The reason why the path to healing the inner child is a long one is because our inner child is forever hopeful that it will be different. A kind of amnesia develops around what really happened. I was not the victim of physical abuse, nor were my physical needs (such as shelter and food) not provided—they most certainly were. The wound happened a long time ago when my brain was still clay. If the people around us as children were not fully formed, had low self-esteem issues, and had emotionally depraved childhoods themselves, they simply pass on those traits to the child.

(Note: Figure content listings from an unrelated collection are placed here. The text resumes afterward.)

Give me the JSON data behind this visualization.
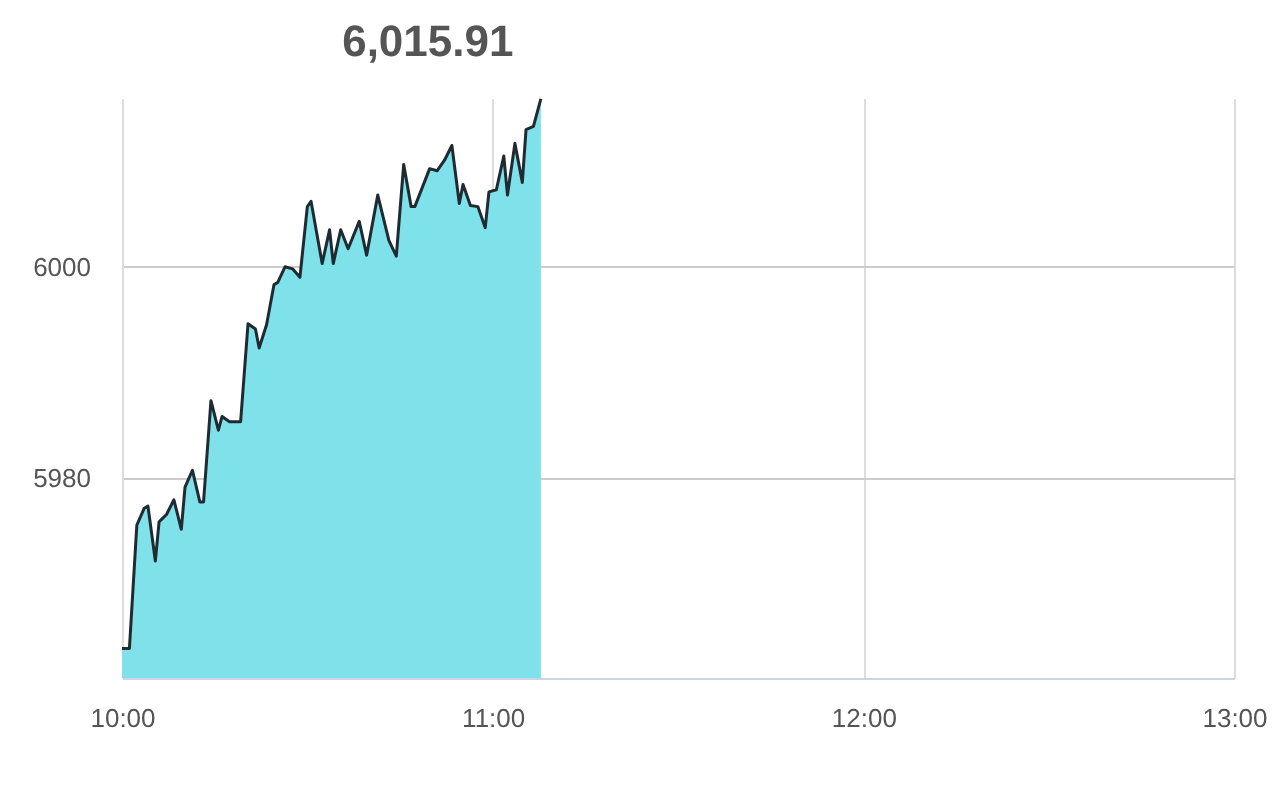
{
  "chart_data": {
    "type": "area",
    "title": "6,015.91",
    "x": [
      10.0,
      10.02,
      10.04,
      10.06,
      10.07,
      10.09,
      10.1,
      10.12,
      10.14,
      10.16,
      10.17,
      10.19,
      10.21,
      10.22,
      10.24,
      10.26,
      10.27,
      10.29,
      10.32,
      10.34,
      10.36,
      10.37,
      10.39,
      10.41,
      10.42,
      10.44,
      10.46,
      10.48,
      10.5,
      10.51,
      10.54,
      10.56,
      10.57,
      10.59,
      10.61,
      10.64,
      10.66,
      10.69,
      10.72,
      10.74,
      10.76,
      10.78,
      10.79,
      10.83,
      10.85,
      10.87,
      10.89,
      10.91,
      10.92,
      10.94,
      10.96,
      10.98,
      10.99,
      11.01,
      11.03,
      11.04,
      11.06,
      11.08,
      11.09,
      11.11,
      11.13
    ],
    "series": [
      {
        "color": "#7fe1ea",
        "values": [
          5963.8,
          5963.8,
          5975.5,
          5977.1,
          5977.3,
          5972.1,
          5975.8,
          5976.5,
          5977.9,
          5975.1,
          5979.1,
          5980.7,
          5977.7,
          5977.7,
          5987.3,
          5984.5,
          5985.8,
          5985.3,
          5985.3,
          5994.6,
          5994.1,
          5992.3,
          5994.5,
          5998.3,
          5998.5,
          6000.0,
          5999.8,
          5999.0,
          6005.7,
          6006.2,
          6000.3,
          6003.5,
          6000.3,
          6003.5,
          6001.7,
          6004.3,
          6001.1,
          6006.8,
          6002.5,
          6001.0,
          6009.7,
          6005.7,
          6005.7,
          6009.3,
          6009.1,
          6010.1,
          6011.5,
          6006.0,
          6007.8,
          6005.8,
          6005.7,
          6003.7,
          6007.1,
          6007.3,
          6010.5,
          6006.8,
          6011.7,
          6008.0,
          6013.0,
          6013.3,
          6015.91
        ]
      }
    ],
    "xlim": [
      10,
      13
    ],
    "xticks": [
      {
        "value": 10,
        "label": "10:00"
      },
      {
        "value": 11,
        "label": "11:00"
      },
      {
        "value": 12,
        "label": "12:00"
      },
      {
        "value": 13,
        "label": "13:00"
      }
    ],
    "ylim": [
      5961,
      6016
    ],
    "yticks": [
      5980,
      6000
    ],
    "grid": true
  }
}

It’s easier to see the issue in others, but it’s challenging to identify it in ourselves. As I began the healing work ten years ago, I recall having plenty  of “one step forward, two steps back” moments. I believe it’s because my little child inside me was still hopeful to get a loving, encouraging, supportive, and authentic relationship with those whom she felt had emotionally wounded her most, but also because I would simply forget what happened during our last phone conversation.

Plus, toxic people aren’t toxic 100 percent of the time. Oftentimes, they seem separate from us and maybe even supportive. But, as Maya Angelou famously said, “When people show you who they are, believe them.”

I have discovered throughout my life that the hallmark of a truly toxic person is that they are good at trickery. They trick us into thinking they are on our side, before they blindside us with a cutting remark about ourselves that we never saw coming. 

I’ve finally accepted that when some people call me, they “seem” normal, but ultimately try to drag me down. They can’t help themselves; it’s their wiring. I can have compassion for them, but I don’t want my adopted child exposed to it any longer. It’s like the old story of the scorpion. Let’s say if I want to vent or need support, I call a friend to help me process my emotions. But, I wouldn’t out of nowhere bring the friend into my issue by targeting her insecurities. 

A toxic person will call to vent, but you soon find out that they want you to feel bad so that they feel better—you become a garbage can for their misery. However, you are tricked initially. This is why you need reminders around you, especially when you are in the nascent stages of healing your little child. We might forget and we might expose the child to the poison. 

By all means, there are more ways to develop the relationship you have with your wounded child, and tons on the internet about the topic. I would love to hear what others have done that works for them. For now, I will continue to talk to my photographs of my little child, keep her safe from further poisoning, and read those posted reminders until they are tattooed into my subconscious, thereby eliminating bouts of emotional amnesia.

It’s all work, but she deserves to be loved. Together, we’re having so much fun.